O Egoísmo como Obstáculo Ético e Moral
O texto examina o egoísmo como o principal obstáculo à ética e à moral, analisando como ele fragmenta as relações sociais ao instrumentalizar o outro. Através das perspectivas de Kant, Schopenhauer e Levinas, a obra explora a necessidade de superar a centralidade do "eu" para alcançar uma vida verdadeiramente ética, baseada no dever, na compaixão e na responsabilidade interpessoal.

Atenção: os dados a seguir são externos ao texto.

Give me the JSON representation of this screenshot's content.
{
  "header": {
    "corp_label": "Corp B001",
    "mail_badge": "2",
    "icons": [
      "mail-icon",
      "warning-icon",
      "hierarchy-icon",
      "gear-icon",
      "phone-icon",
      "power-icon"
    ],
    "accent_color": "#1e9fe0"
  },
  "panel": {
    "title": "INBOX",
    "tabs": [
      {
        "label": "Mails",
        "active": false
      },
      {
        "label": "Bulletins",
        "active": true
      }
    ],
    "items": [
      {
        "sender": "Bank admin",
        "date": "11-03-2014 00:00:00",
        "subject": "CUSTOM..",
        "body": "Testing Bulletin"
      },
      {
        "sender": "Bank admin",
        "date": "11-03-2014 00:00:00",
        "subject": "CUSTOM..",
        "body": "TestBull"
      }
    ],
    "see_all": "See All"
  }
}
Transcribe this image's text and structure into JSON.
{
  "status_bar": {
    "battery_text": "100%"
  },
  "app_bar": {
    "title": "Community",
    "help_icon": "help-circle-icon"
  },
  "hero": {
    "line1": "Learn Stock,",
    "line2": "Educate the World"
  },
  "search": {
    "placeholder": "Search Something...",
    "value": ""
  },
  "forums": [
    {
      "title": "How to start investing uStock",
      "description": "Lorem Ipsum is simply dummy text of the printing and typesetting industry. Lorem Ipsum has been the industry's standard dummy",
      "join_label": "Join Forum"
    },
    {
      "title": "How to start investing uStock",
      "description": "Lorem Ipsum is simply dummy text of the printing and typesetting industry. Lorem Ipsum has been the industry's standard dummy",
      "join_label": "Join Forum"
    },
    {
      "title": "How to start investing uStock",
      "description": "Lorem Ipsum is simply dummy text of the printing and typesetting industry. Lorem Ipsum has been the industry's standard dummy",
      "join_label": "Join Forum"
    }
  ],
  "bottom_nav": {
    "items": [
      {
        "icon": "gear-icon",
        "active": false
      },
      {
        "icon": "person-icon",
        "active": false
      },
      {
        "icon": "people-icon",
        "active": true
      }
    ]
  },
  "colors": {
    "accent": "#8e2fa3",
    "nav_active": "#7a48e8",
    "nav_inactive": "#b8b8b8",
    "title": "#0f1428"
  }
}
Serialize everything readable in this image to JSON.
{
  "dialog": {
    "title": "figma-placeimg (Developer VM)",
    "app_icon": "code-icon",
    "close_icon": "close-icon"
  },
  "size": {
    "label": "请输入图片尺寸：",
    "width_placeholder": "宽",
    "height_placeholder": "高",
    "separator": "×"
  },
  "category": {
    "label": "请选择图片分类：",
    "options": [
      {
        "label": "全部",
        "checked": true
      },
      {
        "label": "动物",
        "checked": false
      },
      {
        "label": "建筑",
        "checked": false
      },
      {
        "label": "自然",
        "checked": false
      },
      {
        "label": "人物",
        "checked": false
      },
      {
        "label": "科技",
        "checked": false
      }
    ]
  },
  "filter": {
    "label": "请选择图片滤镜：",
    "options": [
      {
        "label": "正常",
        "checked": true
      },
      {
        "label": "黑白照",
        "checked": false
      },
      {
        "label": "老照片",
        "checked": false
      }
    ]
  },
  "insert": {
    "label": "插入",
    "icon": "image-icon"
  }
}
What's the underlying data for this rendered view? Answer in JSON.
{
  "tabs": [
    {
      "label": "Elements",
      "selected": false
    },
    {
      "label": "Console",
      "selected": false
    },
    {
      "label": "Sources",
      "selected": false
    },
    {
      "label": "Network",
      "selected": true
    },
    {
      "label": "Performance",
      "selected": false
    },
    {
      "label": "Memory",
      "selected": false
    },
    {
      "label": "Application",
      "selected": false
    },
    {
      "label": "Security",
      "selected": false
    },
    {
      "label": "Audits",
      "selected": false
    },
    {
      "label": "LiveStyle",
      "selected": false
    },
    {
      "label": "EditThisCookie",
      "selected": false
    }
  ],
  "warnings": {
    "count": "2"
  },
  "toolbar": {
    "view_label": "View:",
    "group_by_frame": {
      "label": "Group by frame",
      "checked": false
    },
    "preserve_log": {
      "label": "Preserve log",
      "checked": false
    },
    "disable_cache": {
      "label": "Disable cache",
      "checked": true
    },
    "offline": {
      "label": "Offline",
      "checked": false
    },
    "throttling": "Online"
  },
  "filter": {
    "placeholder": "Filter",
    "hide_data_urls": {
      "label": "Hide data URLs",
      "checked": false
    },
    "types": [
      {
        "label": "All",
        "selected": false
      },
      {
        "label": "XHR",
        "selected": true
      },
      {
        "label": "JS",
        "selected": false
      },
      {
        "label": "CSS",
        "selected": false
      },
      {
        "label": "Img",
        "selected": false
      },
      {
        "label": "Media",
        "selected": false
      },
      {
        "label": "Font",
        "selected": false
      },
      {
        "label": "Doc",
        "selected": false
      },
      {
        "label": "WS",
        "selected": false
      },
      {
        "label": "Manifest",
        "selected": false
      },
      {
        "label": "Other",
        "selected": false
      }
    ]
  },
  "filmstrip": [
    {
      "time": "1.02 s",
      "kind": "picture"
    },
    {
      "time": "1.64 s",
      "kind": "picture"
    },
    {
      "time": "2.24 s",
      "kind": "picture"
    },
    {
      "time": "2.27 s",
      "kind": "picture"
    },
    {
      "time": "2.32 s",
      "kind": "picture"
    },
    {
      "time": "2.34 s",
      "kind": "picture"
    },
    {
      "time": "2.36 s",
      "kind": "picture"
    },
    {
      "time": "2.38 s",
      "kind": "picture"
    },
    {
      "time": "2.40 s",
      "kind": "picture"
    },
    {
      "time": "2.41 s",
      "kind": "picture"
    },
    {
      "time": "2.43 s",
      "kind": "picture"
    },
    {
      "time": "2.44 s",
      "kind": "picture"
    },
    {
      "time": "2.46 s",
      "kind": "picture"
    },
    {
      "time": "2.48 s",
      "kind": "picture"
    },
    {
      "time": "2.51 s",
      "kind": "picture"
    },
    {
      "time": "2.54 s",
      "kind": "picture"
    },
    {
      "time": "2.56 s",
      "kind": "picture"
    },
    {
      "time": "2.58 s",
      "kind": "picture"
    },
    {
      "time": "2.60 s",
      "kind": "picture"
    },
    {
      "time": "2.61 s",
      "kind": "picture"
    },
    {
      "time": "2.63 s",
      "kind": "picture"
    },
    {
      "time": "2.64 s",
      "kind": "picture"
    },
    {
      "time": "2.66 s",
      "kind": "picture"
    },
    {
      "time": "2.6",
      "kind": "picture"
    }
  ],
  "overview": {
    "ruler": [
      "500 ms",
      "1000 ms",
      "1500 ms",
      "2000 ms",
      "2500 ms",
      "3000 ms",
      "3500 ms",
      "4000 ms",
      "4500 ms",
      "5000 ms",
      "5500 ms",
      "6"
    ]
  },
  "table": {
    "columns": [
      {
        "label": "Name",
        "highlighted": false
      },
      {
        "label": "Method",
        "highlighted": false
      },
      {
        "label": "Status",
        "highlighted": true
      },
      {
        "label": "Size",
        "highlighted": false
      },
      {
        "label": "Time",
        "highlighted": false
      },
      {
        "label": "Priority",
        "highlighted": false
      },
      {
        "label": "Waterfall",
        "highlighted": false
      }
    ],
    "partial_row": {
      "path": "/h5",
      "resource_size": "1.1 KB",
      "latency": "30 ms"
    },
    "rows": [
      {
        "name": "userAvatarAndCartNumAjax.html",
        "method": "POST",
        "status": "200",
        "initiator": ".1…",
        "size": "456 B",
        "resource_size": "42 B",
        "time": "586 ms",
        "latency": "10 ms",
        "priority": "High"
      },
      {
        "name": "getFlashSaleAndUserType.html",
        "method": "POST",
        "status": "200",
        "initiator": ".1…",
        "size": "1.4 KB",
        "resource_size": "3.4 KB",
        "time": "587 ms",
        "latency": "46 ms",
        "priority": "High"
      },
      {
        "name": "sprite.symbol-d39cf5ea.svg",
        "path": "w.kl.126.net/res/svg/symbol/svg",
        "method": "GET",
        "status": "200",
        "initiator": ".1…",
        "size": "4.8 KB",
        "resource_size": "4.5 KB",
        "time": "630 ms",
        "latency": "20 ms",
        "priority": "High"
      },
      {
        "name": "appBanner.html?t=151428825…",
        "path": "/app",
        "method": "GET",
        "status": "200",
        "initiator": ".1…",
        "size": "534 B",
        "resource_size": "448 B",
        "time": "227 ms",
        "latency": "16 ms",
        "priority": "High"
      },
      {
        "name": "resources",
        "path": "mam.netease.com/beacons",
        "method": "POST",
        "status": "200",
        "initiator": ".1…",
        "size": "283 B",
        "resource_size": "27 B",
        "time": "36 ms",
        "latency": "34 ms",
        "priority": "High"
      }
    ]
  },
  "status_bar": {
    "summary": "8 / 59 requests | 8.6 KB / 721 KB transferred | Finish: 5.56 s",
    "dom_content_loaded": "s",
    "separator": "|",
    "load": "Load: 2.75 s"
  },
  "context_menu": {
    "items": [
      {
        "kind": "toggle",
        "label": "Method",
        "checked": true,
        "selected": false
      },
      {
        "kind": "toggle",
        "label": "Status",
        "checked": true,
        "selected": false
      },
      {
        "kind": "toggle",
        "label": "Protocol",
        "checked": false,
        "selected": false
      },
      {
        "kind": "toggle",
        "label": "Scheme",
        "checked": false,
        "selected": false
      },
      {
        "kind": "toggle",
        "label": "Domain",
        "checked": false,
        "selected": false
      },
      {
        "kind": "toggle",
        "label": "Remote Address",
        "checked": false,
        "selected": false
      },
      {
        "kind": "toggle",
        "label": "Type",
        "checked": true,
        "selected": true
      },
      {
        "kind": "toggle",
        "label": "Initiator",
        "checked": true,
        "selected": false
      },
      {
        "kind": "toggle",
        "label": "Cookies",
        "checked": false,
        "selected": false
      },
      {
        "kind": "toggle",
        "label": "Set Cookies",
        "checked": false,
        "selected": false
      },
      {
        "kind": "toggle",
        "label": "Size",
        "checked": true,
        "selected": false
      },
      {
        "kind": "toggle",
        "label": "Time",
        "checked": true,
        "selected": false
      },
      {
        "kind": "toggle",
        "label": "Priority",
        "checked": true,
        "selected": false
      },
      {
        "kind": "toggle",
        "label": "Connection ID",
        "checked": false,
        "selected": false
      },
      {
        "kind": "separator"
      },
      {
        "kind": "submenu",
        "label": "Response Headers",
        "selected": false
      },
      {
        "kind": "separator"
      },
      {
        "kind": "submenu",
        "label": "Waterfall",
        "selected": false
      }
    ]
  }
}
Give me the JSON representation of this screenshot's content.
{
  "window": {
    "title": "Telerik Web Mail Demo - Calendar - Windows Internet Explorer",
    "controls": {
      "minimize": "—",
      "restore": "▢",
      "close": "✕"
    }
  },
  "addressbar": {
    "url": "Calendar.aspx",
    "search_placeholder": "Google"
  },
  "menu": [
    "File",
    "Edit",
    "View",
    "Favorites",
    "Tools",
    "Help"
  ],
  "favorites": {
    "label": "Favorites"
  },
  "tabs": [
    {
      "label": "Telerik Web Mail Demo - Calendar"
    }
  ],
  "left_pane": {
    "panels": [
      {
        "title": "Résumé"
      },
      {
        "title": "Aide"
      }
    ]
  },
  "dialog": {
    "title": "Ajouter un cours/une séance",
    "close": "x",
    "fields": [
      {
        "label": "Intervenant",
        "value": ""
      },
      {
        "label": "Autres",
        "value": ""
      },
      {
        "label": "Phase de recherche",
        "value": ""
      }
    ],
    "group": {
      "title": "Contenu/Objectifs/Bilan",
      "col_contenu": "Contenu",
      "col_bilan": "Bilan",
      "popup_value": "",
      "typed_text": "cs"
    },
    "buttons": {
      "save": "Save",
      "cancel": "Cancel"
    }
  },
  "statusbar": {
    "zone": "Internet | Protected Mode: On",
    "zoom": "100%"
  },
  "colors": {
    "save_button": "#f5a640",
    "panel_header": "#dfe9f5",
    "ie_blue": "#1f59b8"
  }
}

COMPORTAMENTOPSICANÁLISEFILOSOFIA
Prof. Marcelo Magoga
8/3/20263 min read


A investigação sobre o egoísmo atravessa a história da filosofia como a delimitação do principal vetor de ruptura das relações comunitárias e da normatividade moral. Trata-se do fenômeno em que a subjetividade se encerra em si mesma, erigindo o "eu" como medida de todas as coisas e reduzindo o "outro" a mero meio para a satisfação de inclinações particulares.
1. O Solipsismo Moral e a Razão Kantiana
Em A Critica da Razão Prática e na Fundamentação da Metafísica dos Costumes, Immanuel Kant identifica o egoísmo como o enraizamento das inclinações sensíveis contra a autonomia da vontade racional. Para Kant, o egoísmo moral se manifesta quando o sujeito toma as condições subjetivas do amor-próprio como leis universais (a presunção).
O imperativo categórico kantiano "age apenas segundo uma máxima tal que possas ao mesmo tempo querer que ela se torne lei universal" atua precisamente como um antídoto ao egoísmo. A ação verdadeiramente ética exige a suspensão das vantagens pessoais em nome do dever ditado pela razão pura prática. O egoísmo constitui um obstáculo porque fragmenta a universalidade: o indivíduo egoísta abre uma exceção para si mesmo, violando a dignidade intrínseca dos demais seres racionais ao instrumentalizá-los.
2. A Ilusão do Principium Individuationis em Schopenhauer
Arthur Schopenhauer descentraliza o formalismo racional de Kant para situar o problema do egoísmo no âmbito da metafísica da Vontade. Em Sobre o Fundamento da Moral, Schopenhauer postula que o egoísmo é o estado natural do indivíduo sob
o domínio do principium individuationis (o princípio de individuação, regido pelas formas a priori do tempo e do espaço).
Preso a essa ilusão fenomênica, o indivíduo percebe um abismo intransponível entre o seu "eu" e o "não-eu", encarando o mundo externo apenas como obstáculo ou recurso para a sua própria afirmação.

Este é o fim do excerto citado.